In Australia, an average of five women are diagnosed with ovarian cancer each day. Ovarian cancer has a lower survival rate than other forms of the disease because diagnoses often come too late for effective treatment.
An international team of medical and computing experts is developing a diagnostic tool based upon detecting biomarkers—biological properties that can be objectively measured to make clinical assessments.
First, medical experts identified candidate biomarkers of early-stage, serious ovarian cancer through retrospective case-control studies and developed technologies to measure them.
Next, computer scientists led by Professor Amanda Barnard and Professor Hanna Suominen of the ANU School of Computing gave evidence of machine learning that is powerful and accurate enough to screen asymptomatic individuals for these biomarkers.
“The role of computer scientists is to evaluate how well the candidate biomarkers work in classifying the measurements to ovarian cancer categories of, e.g., no cancer vs. stages I-IV from the least to most severe cancer,” Suominen said.
“In this way, computing can support the discovery workflows from a large set of candidate biomarkers and their combinations.”
Medical practitioners have long used mathematical equations based on known variables to diagnose and predict disease.
“Traditionally we’ve needed to know the structure of those equations in advance. Meaning we need to roughly know what the answer might be before we begin,” said Barnard.
“Machine learning enables us to develop the structure of the equation and solve it at the same time, which speeds up the process and doesn’t depend as much on prior knowledge.”

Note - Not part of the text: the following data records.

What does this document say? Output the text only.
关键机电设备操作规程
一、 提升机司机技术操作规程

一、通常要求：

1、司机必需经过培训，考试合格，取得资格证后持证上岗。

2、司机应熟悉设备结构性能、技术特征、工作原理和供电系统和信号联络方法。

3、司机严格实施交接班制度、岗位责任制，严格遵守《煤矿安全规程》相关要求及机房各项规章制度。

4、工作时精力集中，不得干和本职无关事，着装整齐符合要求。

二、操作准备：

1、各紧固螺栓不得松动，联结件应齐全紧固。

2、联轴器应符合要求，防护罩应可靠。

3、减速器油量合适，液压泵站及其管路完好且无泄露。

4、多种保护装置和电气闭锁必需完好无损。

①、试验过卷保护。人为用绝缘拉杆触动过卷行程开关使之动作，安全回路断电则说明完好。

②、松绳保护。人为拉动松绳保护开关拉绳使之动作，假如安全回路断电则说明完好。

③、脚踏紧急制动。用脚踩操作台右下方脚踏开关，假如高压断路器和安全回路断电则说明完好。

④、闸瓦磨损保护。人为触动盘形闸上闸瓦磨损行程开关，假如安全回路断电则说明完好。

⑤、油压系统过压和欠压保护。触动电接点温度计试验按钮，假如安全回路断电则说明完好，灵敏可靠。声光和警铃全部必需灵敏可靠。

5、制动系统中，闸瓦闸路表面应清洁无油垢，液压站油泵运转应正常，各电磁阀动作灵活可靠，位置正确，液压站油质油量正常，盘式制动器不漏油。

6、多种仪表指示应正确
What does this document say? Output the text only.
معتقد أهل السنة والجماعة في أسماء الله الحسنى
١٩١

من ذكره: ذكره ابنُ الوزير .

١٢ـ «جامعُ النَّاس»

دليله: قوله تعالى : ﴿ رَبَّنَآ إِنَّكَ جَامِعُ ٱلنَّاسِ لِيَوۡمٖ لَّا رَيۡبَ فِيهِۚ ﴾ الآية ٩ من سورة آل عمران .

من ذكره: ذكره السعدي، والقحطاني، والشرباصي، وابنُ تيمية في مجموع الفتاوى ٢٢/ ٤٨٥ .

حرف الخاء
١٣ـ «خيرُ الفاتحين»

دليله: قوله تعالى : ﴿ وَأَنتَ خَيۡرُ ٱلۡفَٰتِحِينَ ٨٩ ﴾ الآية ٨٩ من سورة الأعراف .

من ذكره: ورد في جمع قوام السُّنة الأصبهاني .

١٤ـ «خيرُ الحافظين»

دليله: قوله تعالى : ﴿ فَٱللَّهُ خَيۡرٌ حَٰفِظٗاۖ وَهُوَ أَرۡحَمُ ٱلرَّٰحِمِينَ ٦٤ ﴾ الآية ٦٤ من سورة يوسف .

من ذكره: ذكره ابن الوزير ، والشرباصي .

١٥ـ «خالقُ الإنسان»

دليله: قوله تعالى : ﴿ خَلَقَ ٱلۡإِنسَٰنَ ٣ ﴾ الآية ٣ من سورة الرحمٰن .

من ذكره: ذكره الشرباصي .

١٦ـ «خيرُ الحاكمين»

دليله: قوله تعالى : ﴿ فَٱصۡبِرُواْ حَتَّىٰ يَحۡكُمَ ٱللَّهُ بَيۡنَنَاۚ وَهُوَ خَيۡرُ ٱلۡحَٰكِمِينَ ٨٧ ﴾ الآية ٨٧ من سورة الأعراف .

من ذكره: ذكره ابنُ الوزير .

This data-led approach could potentially become a first-line test for population screening. Barnard believes it demonstrates the power of applying machine learning to public health.
Will computers replace doctors in making clinical diagnoses?
Not at all, said ANU alumni Weitong Huang, who graduated with a Bachelor of Software Engineering (Honours) in 2021 before joining Barnard’s research team.
“Doctors will make the final diagnostic calls,” he said.
Screening results generated from machine models will be presented to doctors in ways that speak directly to medical science. The results will make plain, for example, how much each variable contributed to a preliminary diagnosis.
“So, when doctors look at it, they can make a judgement based on their domain expertise to tell whether the diagnosis made by the model is trustworthy or not, and then make the clinical decision,” Huang said.
Huang stresses that they don’t envision machine learning predicting the future. Their goal is to support prevention and early detection for people who may have the disease but haven’t yet shown symptoms.
“With a stage I or II cancer diagnosis, the survival rate of patients is significantly higher compared to those in advanced stages,” Huang said.
The potentially life-saving discovery has broad implications for both health sciences and computer science and was led by the University of Queensland with ANU and the University College London as participating institutions. It was funded by Australia’s Commonwealth Dept of Health via Medical Research Future Fund (MRFF) and achieved thanks to integral contributions by the Centre for Clinical Research, the Medical Research Council Clinical Trials Unit, and the National University of Singapore Department of Obstetrics & Gynaecology.
Suominen said she grateful for the many contributions of her collaborators and passionate about “bringing people together across disciplines, professions, and areas of expertise to co-create technologies that will accelerate discovery processes in medical research and translate to improving health and healthcare.”
“I live for accelerating health impact by bringing personalised zmedicine technologies to bear,” she said.